Don’t target college students with credit cards
With the expense of a college education, it is little wonder that students make good targets for credit card companies.
But now we learn that the companies are getting help from three of Nevada’s largest institutions for higher learning.
According to a story appearing in Thursday’s Nevada Appeal, University of Nevada, Las Vegas generates $100,000 for the student alumni center by selling the names of 47,000 students and alumni to a credit card solicitation firm.
At Nevada, Reno, selling names raises $50,000 a year for lists of both alumni and students.
While alumni of all three institutions should be concerned their names are being sold to credit card companies, it is the new students who are facing the greatest danger.

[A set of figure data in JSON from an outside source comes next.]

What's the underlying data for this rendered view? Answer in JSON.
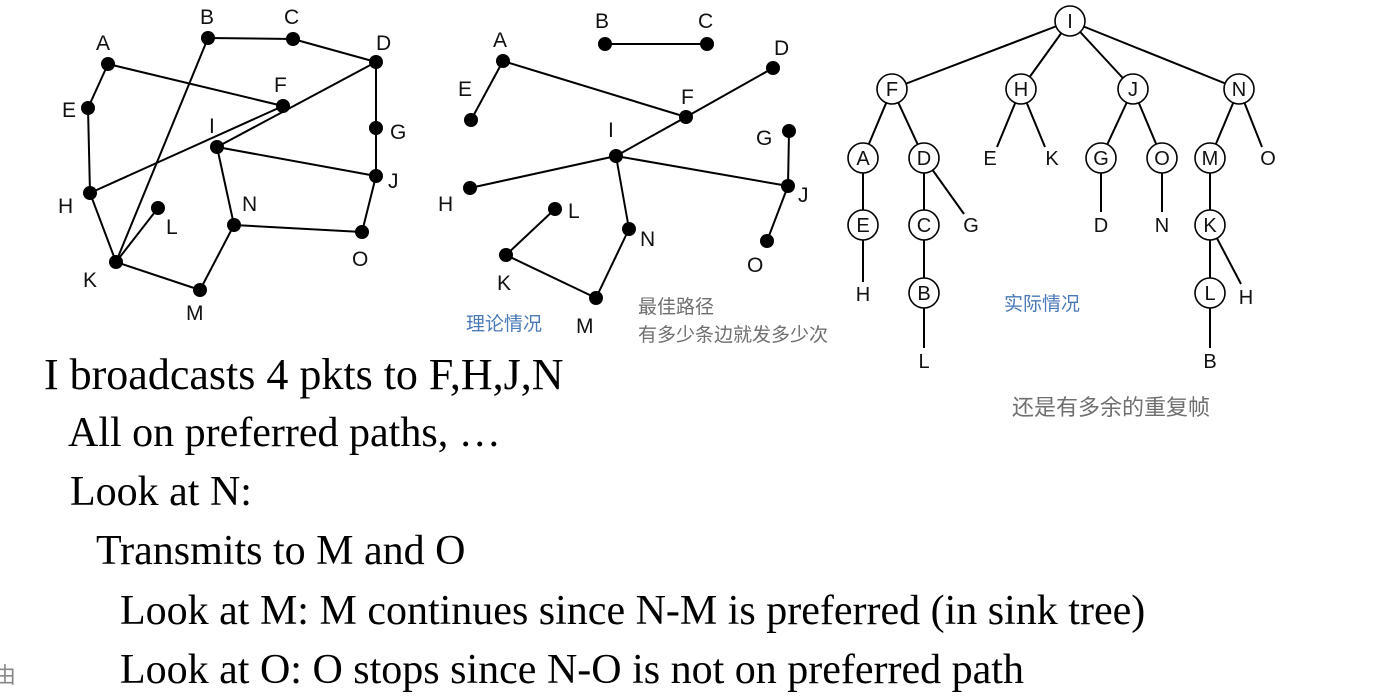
{
  "graphs": {
    "original": {
      "labels": [
        "A",
        "B",
        "C",
        "D",
        "E",
        "F",
        "G",
        "H",
        "I",
        "J",
        "K",
        "L",
        "M",
        "N",
        "O"
      ]
    },
    "theory": {
      "labels": [
        "A",
        "B",
        "C",
        "D",
        "E",
        "F",
        "G",
        "H",
        "I",
        "J",
        "K",
        "L",
        "M",
        "N",
        "O"
      ],
      "caption": "理论情况"
    },
    "optimal_note": {
      "line1": "最佳路径",
      "line2": "有多少条边就发多少次"
    },
    "actual_tree": {
      "labels": [
        "I",
        "F",
        "H",
        "J",
        "N",
        "A",
        "D",
        "E",
        "K",
        "G",
        "O",
        "M",
        "O",
        "E",
        "C",
        "G",
        "D",
        "N",
        "K",
        "H",
        "B",
        "L",
        "H",
        "L",
        "B"
      ],
      "caption": "实际情况",
      "note": "还是有多余的重复帧"
    }
  },
  "text_lines": [
    "I broadcasts 4 pkts to F,H,J,N",
    "All on preferred paths, …",
    "Look at N:",
    "Transmits to M and O",
    "Look at M: M continues since N-M is preferred (in sink tree)",
    "Look at O: O stops since N-O is not on preferred path"
  ],
  "side_char": "由"
}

According to a Government Accounting Office study, 46 percent of college students acquire credit cards during their first year in school.
The GAO found a significant number of universities and colleges permit alumni associations to raise money by soliciting students for credit cards.
According to the federal report, at one university with an undergraduate enrollment of about 10,000, the student association retained an attorney to provide general and financial advice to students. According to the attorney, over the three years since April 1998, approximately 1,328 students had used the legal service. Of this number, 255 students had sought advice on credit card debt issues. The credit card debt of these students ranged from about $2,100 to nearly $39,000, with an average of approximately $11,200.
Federal legislation has been proposed to limit the number of credit card accounts a student can open.
University regents plan on taking up the issue in January.
While the responsibility for credit card debt is clearly the students’, it would help if the institutions didn’t paint a big target on their backs.